In the first case he suggested that Boris Johnson did not break the ministerial code when having the prime ministerial flat refurbished. He suggested that Johnson was simply ‘unwise’ to allow the refurbishment without considering how it would be funded.
The project was initially paid for by Lord Brownlow, a Tory donor, and the Conservative Party. Geidt appears to have satisfied himself because Johnson, eventually, declared the arrangement.
This is astonishing. Johnson was clearly indifferent as to how a project was to funded, appears not to have asked how costs might be paid, had to use borrowed funds, and forgot to declare this for a long time and yet the code was not broken.
Instead criticism was cast on officials. They are apparently to blame for not keeping Johnson informed of the irregularity of the situation. So, officially, prime ministerial negligence as to his personal affairs (the spend was personal) is now official’s fault.
I recognise a supposed trust was involved but it was recklessly irresponsible of Johnson not to make enquiry on the issue in my opinion, and that left those managing his affairs in an invidious position. Nothing should have excused that, again in my opinion.
More astonishing was the opinion on Matt Hancock. He had a significant interest in a company run by his sister that secured a VIP NHS contract and apparently this breach was ‘technical’.
Let’s put this in context. As a chartered accountant I know the rules on conflicts of interest for my profession. I know that the penalties for beaching them are severe, appropriate and enforced. Hancock must know that that similar rules applied to ministers.

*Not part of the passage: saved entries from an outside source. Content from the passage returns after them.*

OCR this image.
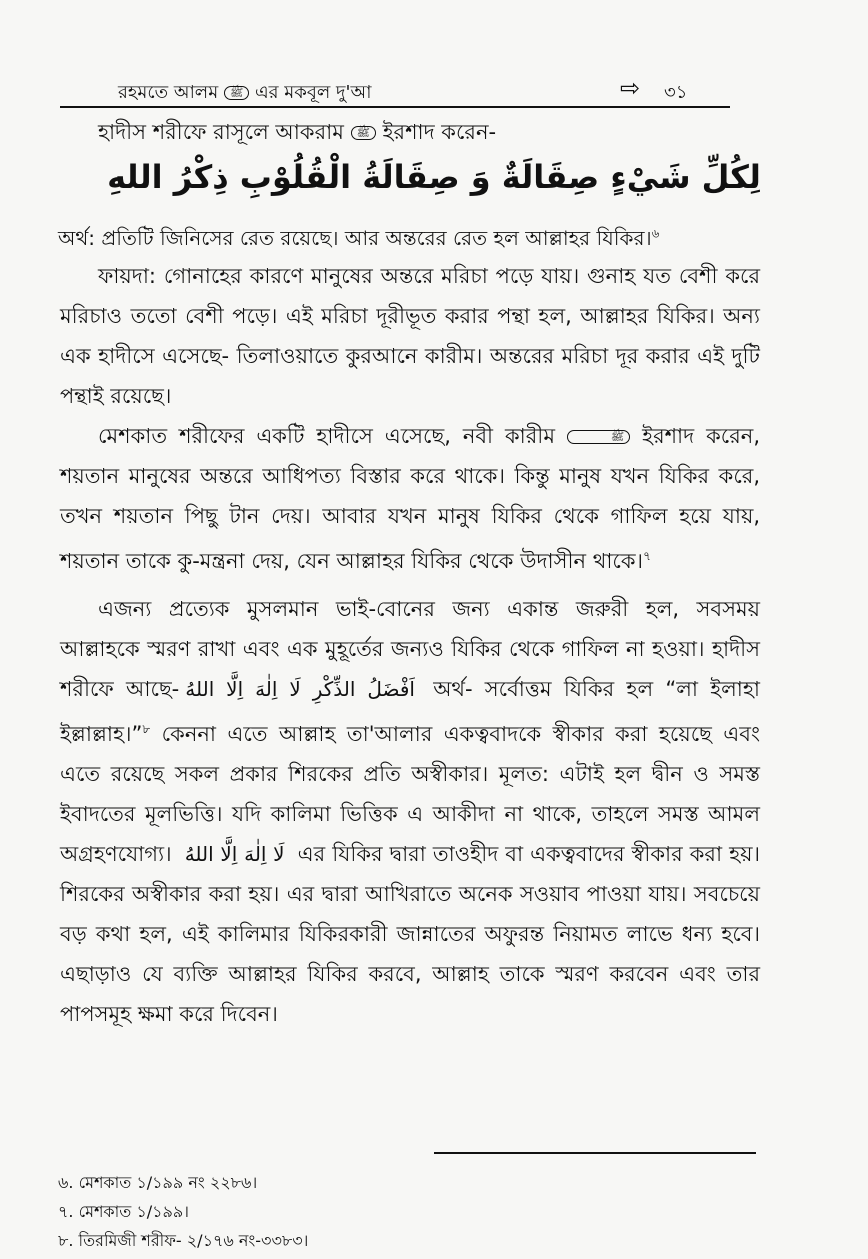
রহমতে আলম ﷺ এর মকবূল দু'আ	⇨ ৩১
হাদীস শরীফে রাসূলে আকরাম ﷺ ইরশাদ করেন-
لِكُلِّ شَيْءٍ صِقَالَةٌ وَ صِقَالَةُ الْقُلُوْبِ ذِكْرُ اللهِ
অর্থ: প্রতিটি জিনিসের রেত রয়েছে। আর অন্তরের রেত হল আল্লাহর যিকির।$^৬$

ফায়দা: গোনাহের কারণে মানুষের অন্তরে মরিচা পড়ে যায়। গুনাহ যত বেশী করে মরিচাও ততো বেশী পড়ে। এই মরিচা দূরীভূত করার পন্থা হল, আল্লাহর যিকির। অন্য এক হাদীসে এসেছে- তিলাওয়াতে কুরআনে কারীম। অন্তরের মরিচা দূর করার এই দুটি পন্থাই রয়েছে।

মেশকাত শরীফের একটি হাদীসে এসেছে, নবী কারীম	ﷺ ইরশাদ করেন, শয়তান মানুষের অন্তরে আধিপত্য বিস্তার করে থাকে। কিন্তু মানুষ যখন যিকির করে, তখন শয়তান পিছু টান দেয়। আবার যখন মানুষ যিকির থেকে গাফিল হয়ে যায়, শয়তান তাকে কু-মন্ত্রনা দেয়, যেন আল্লাহর যিকির থেকে উদাসীন থাকে।$^৭$

এজন্য প্রত্যেক মুসলমান ভাই-বোনের জন্য একান্ত জরুরী হল, সবসময় আল্লাহকে স্মরণ রাখা এবং এক মুহূর্তের জন্যও যিকির থেকে গাফিল না হওয়া। হাদীস শরীফে আছে- اَفْضَلُ الذِّكْرِ لَا اِلٰهَ اِلَّا اللهُ অর্থ- সর্বোত্তম যিকির হল “লা ইলাহা ইল্লাল্লাহ।”$^৮$ কেননা এতে আল্লাহ তা'আলার একত্ববাদকে স্বীকার করা হয়েছে এবং এতে রয়েছে সকল প্রকার শিরকের প্রতি অস্বীকার। মূলত: এটাই হল দ্বীন ও সমস্ত ইবাদতের মূলভিত্তি। যদি কালিমা ভিত্তিক এ আকীদা না থাকে, তাহলে সমস্ত আমল অগ্রহণযোগ্য। لَا اِلٰهَ اِلَّا اللهُ এর যিকির দ্বারা তাওহীদ বা একত্ববাদের স্বীকার করা হয়। শিরকের অস্বীকার করা হয়। এর দ্বারা আখিরাতে অনেক সওয়াব পাওয়া যায়। সবচেয়ে বড় কথা হল, এই কালিমার যিকিরকারী জান্নাতের অফুরন্ত নিয়ামত লাভে ধন্য হবে। এছাড়াও যে ব্যক্তি আল্লাহর যিকির করবে, আল্লাহ তাকে স্মরণ করবেন এবং তার পাপসমূহ ক্ষমা করে দিবেন।

৬. মেশকাত ১/১৯৯ নং ২২৮৬।
৭. মেশকাত ১/১৯৯।
৮. তিরমিজী শরীফ- ২/১৭৬ নং-৩৩৮৩।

He breached them, in my opinion. Geidt described the breach as ‘technical’. Of course it was. All such breaches are ‘technical’ because the rules are ‘technical’. That means every breach is ‘technical’ and they should carry sanction. But not for Hancock, apparently.
There are real issues arising here. First, in both cases Geidt proves, in my opinion, that he is not bringing objectivity to his duties. I think that he should be ignoring facts such as party politics, which he specifically brought into his ruling on Johnson.
And on Hancock he should not have used ‘technical’ as an excuse. A breach should be treated as one, with sanction following.
The consequences are serious. In effect it is now apparent that the rules that must be upheld to maintain confidence in the integrity of our government are sufficiently malleable to excuse what seem to be significant breaches.
The specifics alone are worrying. A man who cannot in any way manage his own affairs is managing the country. Another who cannot see anything wrong with profiting his family as a result of being in office is in charge of hundreds of billions of funds. This stinks.
But in my opinion so too do the exonerations. I was troubled by the appointment of someone close to the government to the role Lord Geidt has. I am more deeply troubled now by the decisions that he has made. They appear to lack necessary objectivity.
His role required him to bring the demeanour of a judge to the task he had to undertake. That is most certainly not the impression gained from these decisions, both of which are inexplicable, including the willingness to blame others.
Geidt may think he has acted appropriately on the evidence. But his job was to persuade others of that as well. I am not convinced. I am far from being alone. And that suggests he has failed.
That failure is serious. It’s just another step on the way to the total breakdown of the supposed checks and balances in our system of government. Ministers will now feel that they can get away with anything. And that is deeply troubling.